Mais desigualdade não, obrigado.
Em Junho de 2021 o Nevin Economic Research (NER) Institute, publicou um paper com seguinte título: Os salários na Irlanda estão distribuídos mais desigualmente do que em qualquer outro país com alto rendimento da União Europeia, concluindo que a desigualdade entre os 10% dos salários mais baixos e os 90% mais altos é maior do que em qualquer país da União Europeia com altos rendimentos, sendo que outros países comparados (Reino Unido, Alemanha, entre outros) estão a encurtar essas diferenças, ao passo que a Irlanda as está a alargar. Numa notícia de Fevereiro de 2019 do The Irish Times, o mais conceituado jornal da Irlanda, podemos ler que “a desigualdade Irlandesa é explicada por níveis anormais de baixos salários e fraca protecção social”.
Porque estamos a falar da Irlanda, perguntará o caro leitor? Ora estamos a falar da Irlanda porque um dos assuntos internacionais de maior interesse na comunicação social e na classe política em Portugal nos últimos meses tem a ver com a admiração com a Irlanda e o seu modelo económico, em muitos casos mostrando a Irlanda como um caso de sucesso intocável. Ora, as coisas não são bem assim. Antes de mais, importa perceber como cada um de nós avalia o sucesso das políticas económicas. Eu faço desde já uma declaração de interesses: o sucesso das políticas económicas mede-se naquilo em que estas se traduzem para os cidadãos, isto é, de que forma estas políticas melhoram a vida de cada um nós. A título de exemplo, e é um exemplo que tem sido amplamente propagandeado, se olharmos apenas para o crescimento do PIB, a Irlanda é, efectivamente um caso de extremo sucesso. Ora aqui começam os verdadeiros problemas. O próprio Ministro das Finanças Irlandês, e o seu economista chefe, dizem que não podemos olhar para o PIB da Irlanda como medidor do sucesso económico do país, uma vez que este é altamente inflacionado pelos resultados das multinacionais, principalmente as tecnológicas, sendo que estas, fruto do sistema fiscal em vigor, pouco ou nada contribuem para as finanças do país, ou seja, produzem muitos lucros, mas pouco (ou nada) contribuem directamente para gerar riqueza que possa depois ser distribuída pelo estado.
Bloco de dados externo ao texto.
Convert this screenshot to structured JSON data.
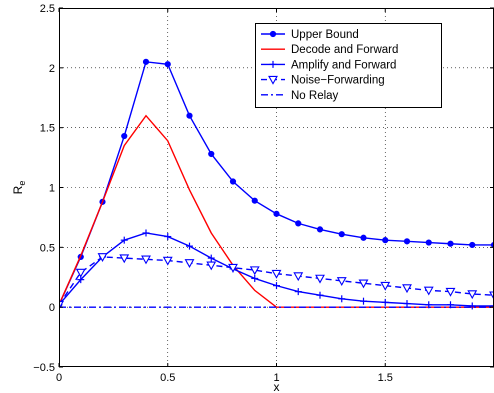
{
  "chart_data": {
    "type": "line",
    "title": "",
    "xlabel": "x",
    "ylabel": "R",
    "ylabel_subscript": "e",
    "xlim": [
      0,
      2
    ],
    "ylim": [
      -0.5,
      2.5
    ],
    "grid": true,
    "legend_position": "top-right",
    "x_ticks": [
      0,
      0.5,
      1,
      1.5
    ],
    "x_tick_labels": [
      "0",
      "0.5",
      "1",
      "1.5"
    ],
    "y_ticks": [
      -0.5,
      0,
      0.5,
      1,
      1.5,
      2,
      2.5
    ],
    "y_tick_labels": [
      "−0.5",
      "0",
      "0.5",
      "1",
      "1.5",
      "2",
      "2.5"
    ],
    "series": [
      {
        "name": "Upper Bound",
        "color": "#0000ff",
        "line": "solid",
        "marker": "dot",
        "x": [
          0,
          0.1,
          0.2,
          0.3,
          0.4,
          0.5,
          0.6,
          0.7,
          0.8,
          0.9,
          1.0,
          1.1,
          1.2,
          1.3,
          1.4,
          1.5,
          1.6,
          1.7,
          1.8,
          1.9,
          2.0
        ],
        "y": [
          0.02,
          0.42,
          0.88,
          1.43,
          2.05,
          2.03,
          1.6,
          1.28,
          1.05,
          0.89,
          0.78,
          0.7,
          0.65,
          0.61,
          0.58,
          0.56,
          0.55,
          0.54,
          0.53,
          0.52,
          0.52
        ]
      },
      {
        "name": "Decode and Forward",
        "color": "#ff0000",
        "line": "solid",
        "marker": "none",
        "x": [
          0,
          0.1,
          0.2,
          0.3,
          0.4,
          0.5,
          0.6,
          0.7,
          0.8,
          0.9,
          1.0,
          1.1,
          1.2,
          1.3,
          1.4,
          1.5,
          1.6,
          1.7,
          1.8,
          1.9,
          2.0
        ],
        "y": [
          0.02,
          0.43,
          0.88,
          1.35,
          1.6,
          1.39,
          0.98,
          0.62,
          0.35,
          0.14,
          0.0,
          0.0,
          0.0,
          0.0,
          0.0,
          0.0,
          0.0,
          0.0,
          0.0,
          0.0,
          0.0
        ]
      },
      {
        "name": "Amplify and Forward",
        "color": "#0000ff",
        "line": "solid",
        "marker": "plus",
        "x": [
          0,
          0.1,
          0.2,
          0.3,
          0.4,
          0.5,
          0.6,
          0.7,
          0.8,
          0.9,
          1.0,
          1.1,
          1.2,
          1.3,
          1.4,
          1.5,
          1.6,
          1.7,
          1.8,
          1.9,
          2.0
        ],
        "y": [
          0.02,
          0.23,
          0.42,
          0.56,
          0.62,
          0.59,
          0.51,
          0.41,
          0.32,
          0.24,
          0.18,
          0.13,
          0.1,
          0.07,
          0.05,
          0.04,
          0.03,
          0.02,
          0.02,
          0.01,
          0.01
        ]
      },
      {
        "name": "Noise−Forwarding",
        "color": "#0000ff",
        "line": "dashed",
        "marker": "triangle-down",
        "x": [
          0,
          0.1,
          0.2,
          0.3,
          0.4,
          0.5,
          0.6,
          0.7,
          0.8,
          0.9,
          1.0,
          1.1,
          1.2,
          1.3,
          1.4,
          1.5,
          1.6,
          1.7,
          1.8,
          1.9,
          2.0
        ],
        "y": [
          0.02,
          0.29,
          0.42,
          0.41,
          0.4,
          0.39,
          0.37,
          0.35,
          0.33,
          0.31,
          0.28,
          0.26,
          0.24,
          0.22,
          0.2,
          0.18,
          0.16,
          0.14,
          0.13,
          0.11,
          0.1
        ]
      },
      {
        "name": "No Relay",
        "color": "#0000ff",
        "line": "dashdot",
        "marker": "none",
        "x": [
          0,
          2.0
        ],
        "y": [
          0,
          0
        ]
      }
    ]
  }
}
Mas, infelizmente, há mais.
Na Irlanda, os 40% da população com menores rendimentos recebe 22% dos rendimentos nacionais, enquanto que os 10% com maiores rendimentos recebem 25% dos rendimentos nacionais, sendo que o 1% com maiores rendimentos recebe quase 5% do total da riqueza nacional.
Ora o que nos dizem estes números? Que a classe média baixa trabalhadora está a lutar para se manter à tona, num país em que os custos de vida, principalmente com a habitação são extraordinariamente altos, e onde a protecção social universal em saúde, rede de creches e habitação é praticamente inexistente.
Consequência? Há relatos de cada vez mais pessoas que trabalham mas que não conseguem viver, estando a aumentar o número de pessoas a viver nas ruas, sendo que mulheres e crianças estão particularmente desprotegidas, com 27,3% em risco de pobreza, ao qual se juntam pessoas com deficiência e pais ou mães solteiros. Uma catástrofe social.
Se quisermos fazer uma pequena comparação, em Portugal o Risco de Pobreza em 2020 situava-se nos 18,4%, após transferências do estado.
Sendo certo que não me é possível, nem os pretendo esconder, este artigo não pretende ser apenas e só uma análise meramente política e ideológica, mas, mais do que isso, pretende desmistificar certo padrões de análise estabelecidos na sociedade e na opinião pública e publicada, que demasiadas vezes pecam por curtos e desvirtuam por completo uma análise que se quer tão profunda quanto possível, para podermos avaliar correctamente as políticas públicas, para se necessário as alterarmos e adequarmos.